Abstract 4341: Dyssynchrony is a Prerequisite condition for Beta Reserve Upregulation By Cardiac Resynchronization Therapy

Abstract

Background Dyssynchronous Heart failure (DHF) versus synchronous is characterized by unique cellular and molecular substrates involving stress kinase and cell survival signaling ( Chakir et al.

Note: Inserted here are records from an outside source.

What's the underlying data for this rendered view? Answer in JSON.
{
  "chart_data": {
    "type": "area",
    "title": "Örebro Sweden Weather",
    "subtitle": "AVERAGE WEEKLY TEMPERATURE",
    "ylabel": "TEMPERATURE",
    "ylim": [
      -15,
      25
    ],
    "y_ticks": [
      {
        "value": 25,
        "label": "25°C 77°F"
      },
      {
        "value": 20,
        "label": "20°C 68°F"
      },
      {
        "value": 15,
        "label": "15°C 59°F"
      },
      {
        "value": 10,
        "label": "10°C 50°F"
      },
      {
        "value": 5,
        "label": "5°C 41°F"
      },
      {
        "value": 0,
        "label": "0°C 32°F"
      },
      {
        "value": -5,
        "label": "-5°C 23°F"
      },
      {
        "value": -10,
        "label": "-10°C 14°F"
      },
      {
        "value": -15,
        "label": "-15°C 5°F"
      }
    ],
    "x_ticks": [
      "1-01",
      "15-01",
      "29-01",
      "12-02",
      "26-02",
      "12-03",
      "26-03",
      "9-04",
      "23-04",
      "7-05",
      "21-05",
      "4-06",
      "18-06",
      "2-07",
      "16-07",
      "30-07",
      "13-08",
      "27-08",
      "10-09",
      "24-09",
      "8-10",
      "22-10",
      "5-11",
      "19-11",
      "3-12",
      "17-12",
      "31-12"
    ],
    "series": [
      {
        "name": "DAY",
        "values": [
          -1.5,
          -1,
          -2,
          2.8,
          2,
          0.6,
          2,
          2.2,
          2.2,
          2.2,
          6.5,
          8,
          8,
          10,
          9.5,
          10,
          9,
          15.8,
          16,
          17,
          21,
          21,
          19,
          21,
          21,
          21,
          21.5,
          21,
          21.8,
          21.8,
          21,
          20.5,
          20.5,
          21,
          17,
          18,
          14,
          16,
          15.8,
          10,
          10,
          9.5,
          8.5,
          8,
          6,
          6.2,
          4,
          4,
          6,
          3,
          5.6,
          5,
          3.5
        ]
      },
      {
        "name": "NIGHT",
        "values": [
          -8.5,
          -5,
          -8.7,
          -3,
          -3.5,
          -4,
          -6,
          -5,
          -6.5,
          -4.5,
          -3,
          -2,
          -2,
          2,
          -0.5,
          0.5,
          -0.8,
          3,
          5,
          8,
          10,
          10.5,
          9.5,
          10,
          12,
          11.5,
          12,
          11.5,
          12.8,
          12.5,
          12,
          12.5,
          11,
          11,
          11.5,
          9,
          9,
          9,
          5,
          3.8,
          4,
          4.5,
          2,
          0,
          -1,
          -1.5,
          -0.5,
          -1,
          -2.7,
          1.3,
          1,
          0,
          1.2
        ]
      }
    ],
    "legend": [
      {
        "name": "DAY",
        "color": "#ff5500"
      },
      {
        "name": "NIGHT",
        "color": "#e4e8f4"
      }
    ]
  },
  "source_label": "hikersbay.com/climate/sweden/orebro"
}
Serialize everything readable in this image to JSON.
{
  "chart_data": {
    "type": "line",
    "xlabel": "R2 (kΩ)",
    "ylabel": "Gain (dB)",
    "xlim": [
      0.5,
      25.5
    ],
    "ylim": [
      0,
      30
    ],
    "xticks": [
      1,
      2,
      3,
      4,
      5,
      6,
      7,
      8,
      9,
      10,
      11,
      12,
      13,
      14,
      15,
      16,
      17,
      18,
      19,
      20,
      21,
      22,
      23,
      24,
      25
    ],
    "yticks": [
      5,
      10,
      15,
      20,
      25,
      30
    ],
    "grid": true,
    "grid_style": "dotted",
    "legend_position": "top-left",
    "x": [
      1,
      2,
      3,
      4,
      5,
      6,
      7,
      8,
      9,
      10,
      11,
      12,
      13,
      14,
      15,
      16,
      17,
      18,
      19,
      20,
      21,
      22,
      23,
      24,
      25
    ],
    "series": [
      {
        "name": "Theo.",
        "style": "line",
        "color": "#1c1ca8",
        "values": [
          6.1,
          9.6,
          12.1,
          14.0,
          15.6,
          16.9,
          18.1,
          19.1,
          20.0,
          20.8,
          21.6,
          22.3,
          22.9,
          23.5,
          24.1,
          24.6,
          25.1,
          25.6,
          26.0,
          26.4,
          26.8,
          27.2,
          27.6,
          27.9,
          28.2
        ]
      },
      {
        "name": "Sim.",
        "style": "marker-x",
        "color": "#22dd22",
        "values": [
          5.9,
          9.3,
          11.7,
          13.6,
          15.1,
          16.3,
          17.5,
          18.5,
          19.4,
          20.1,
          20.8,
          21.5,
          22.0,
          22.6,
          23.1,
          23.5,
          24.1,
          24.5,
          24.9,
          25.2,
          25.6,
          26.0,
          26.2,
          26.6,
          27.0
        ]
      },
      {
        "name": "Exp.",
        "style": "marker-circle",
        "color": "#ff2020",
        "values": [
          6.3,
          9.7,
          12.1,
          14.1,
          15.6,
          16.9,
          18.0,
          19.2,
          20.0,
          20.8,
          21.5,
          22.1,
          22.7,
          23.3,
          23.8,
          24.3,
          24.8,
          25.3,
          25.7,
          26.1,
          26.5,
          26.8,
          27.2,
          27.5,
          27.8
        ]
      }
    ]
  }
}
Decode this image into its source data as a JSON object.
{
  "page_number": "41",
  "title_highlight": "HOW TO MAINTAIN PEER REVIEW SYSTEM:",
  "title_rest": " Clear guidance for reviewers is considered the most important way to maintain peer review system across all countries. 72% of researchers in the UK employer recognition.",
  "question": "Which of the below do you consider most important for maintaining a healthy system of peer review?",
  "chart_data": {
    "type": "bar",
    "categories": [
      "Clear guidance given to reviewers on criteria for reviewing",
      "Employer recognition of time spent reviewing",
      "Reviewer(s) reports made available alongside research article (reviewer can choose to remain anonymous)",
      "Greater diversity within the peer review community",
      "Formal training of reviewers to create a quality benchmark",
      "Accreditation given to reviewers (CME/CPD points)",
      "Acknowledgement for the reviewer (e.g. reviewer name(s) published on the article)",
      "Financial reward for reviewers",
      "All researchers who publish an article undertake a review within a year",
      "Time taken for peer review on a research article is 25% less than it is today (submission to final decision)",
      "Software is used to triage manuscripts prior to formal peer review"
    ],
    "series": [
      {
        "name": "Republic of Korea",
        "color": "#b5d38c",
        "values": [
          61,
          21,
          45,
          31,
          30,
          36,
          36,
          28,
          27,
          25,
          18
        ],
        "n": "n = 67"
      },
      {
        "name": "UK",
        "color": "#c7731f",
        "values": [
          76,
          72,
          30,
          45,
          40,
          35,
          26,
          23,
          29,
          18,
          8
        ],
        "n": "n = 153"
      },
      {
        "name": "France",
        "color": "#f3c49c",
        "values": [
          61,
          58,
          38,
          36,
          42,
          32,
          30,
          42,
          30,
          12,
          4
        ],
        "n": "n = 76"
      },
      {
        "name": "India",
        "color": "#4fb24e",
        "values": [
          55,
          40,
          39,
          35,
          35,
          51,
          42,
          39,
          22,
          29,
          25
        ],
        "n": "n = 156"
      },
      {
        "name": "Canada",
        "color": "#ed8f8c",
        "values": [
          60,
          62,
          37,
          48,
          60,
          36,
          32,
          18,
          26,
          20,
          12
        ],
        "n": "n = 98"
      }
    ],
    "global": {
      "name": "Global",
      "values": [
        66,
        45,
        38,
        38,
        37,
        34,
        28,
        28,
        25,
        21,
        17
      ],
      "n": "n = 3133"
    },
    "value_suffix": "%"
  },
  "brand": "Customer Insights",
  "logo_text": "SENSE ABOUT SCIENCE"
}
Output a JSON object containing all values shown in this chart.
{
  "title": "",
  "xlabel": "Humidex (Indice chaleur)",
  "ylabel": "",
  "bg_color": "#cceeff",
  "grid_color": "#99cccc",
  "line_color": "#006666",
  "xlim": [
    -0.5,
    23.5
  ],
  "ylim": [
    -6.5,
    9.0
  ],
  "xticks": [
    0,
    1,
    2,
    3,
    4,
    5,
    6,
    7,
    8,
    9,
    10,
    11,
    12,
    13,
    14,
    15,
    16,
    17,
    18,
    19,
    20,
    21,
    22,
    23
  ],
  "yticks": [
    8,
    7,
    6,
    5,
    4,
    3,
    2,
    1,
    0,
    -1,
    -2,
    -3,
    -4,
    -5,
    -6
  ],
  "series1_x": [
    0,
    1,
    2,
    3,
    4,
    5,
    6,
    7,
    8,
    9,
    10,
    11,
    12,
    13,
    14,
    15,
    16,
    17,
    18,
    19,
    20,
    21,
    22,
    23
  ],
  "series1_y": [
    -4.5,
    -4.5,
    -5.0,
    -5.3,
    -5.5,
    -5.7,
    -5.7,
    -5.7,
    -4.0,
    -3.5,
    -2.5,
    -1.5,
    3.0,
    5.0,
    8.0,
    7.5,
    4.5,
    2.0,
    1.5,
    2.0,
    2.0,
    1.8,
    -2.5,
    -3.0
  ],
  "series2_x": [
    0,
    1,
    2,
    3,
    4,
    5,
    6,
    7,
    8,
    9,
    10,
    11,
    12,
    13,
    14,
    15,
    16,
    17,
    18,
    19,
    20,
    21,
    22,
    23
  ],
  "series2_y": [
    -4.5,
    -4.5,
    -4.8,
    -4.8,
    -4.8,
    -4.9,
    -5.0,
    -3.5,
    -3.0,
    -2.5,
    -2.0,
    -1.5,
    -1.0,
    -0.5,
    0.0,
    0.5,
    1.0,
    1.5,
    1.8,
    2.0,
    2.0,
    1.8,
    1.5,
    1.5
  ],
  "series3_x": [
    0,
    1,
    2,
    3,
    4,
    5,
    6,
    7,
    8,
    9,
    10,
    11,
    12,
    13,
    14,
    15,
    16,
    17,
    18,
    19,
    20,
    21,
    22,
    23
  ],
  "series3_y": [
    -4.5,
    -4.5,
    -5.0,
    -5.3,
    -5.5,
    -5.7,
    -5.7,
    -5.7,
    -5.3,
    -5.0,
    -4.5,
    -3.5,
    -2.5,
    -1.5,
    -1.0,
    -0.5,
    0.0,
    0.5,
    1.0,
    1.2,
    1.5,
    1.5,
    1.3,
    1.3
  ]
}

Circulation 2008 ; 117 : 1369 –77 ). Hypothesis The impact of CRT may depend upon whether there was a preceding dyssynchrony. Here, we tested such dyssynchrony dependence on basal and beta-adrenergic stimulated myocyte function in a canine HF model. Methods Adult dogs (n=8) underwent LBB radio-frequency ablation; half then subjected to atrial tachypacing-induced dyssynchronous HF (DHF) for 6wks, while the others had 3 weeks DHF followed by 3-wks bi-ventricular tachypacing (CRT). 5 additional dogs were subjected to RV freewall tachypacing for 3wks (dyssynchrony) followed by 3 weeks right atrial tachypacing (resynchronization; V3A3), and 3 more were subjected to synchronous heart failure (RA tachypacing for 6 wks; A6). 3 non-paced dogs served as controls. Myocytes were enzymatically isolated from the LV free wall and field stimulated in a perfusion chamber. Sarcomere shortening and calcium transient were determined with and without 10 −7 M isoproterenol. Results: DHF, V3A3, A6 and CRT hearts had similar global failure, with dP/dtmax 1190.2±139.8 vs. 1111.8±131.6 vs. 1333.0±205.2 vs. 1195.3±137.6 mmHg/s, respectively (1900.3±176.8 in control). However, there were marked differences in basal and β-stimulated myocyte calcium transients and sarcomere shortening (Table , n=8 –30 cells/ group). Intriguingly, both DHF and A6 cells had reduced basal and β-AR stimulated sarcomere shortening and Ca transients versus control. In contrast, both V3A3 and CRT displayed enhanced rest and β-AR responses. Conclusion: HF resynchronization improves rest and β-AR cellular function over those never dyssynchronous. A particular substrate develops with DHF that when offset by CRT enhances cellular function beyond that with synchronous HF; explaining the CRT impact in targeted patients.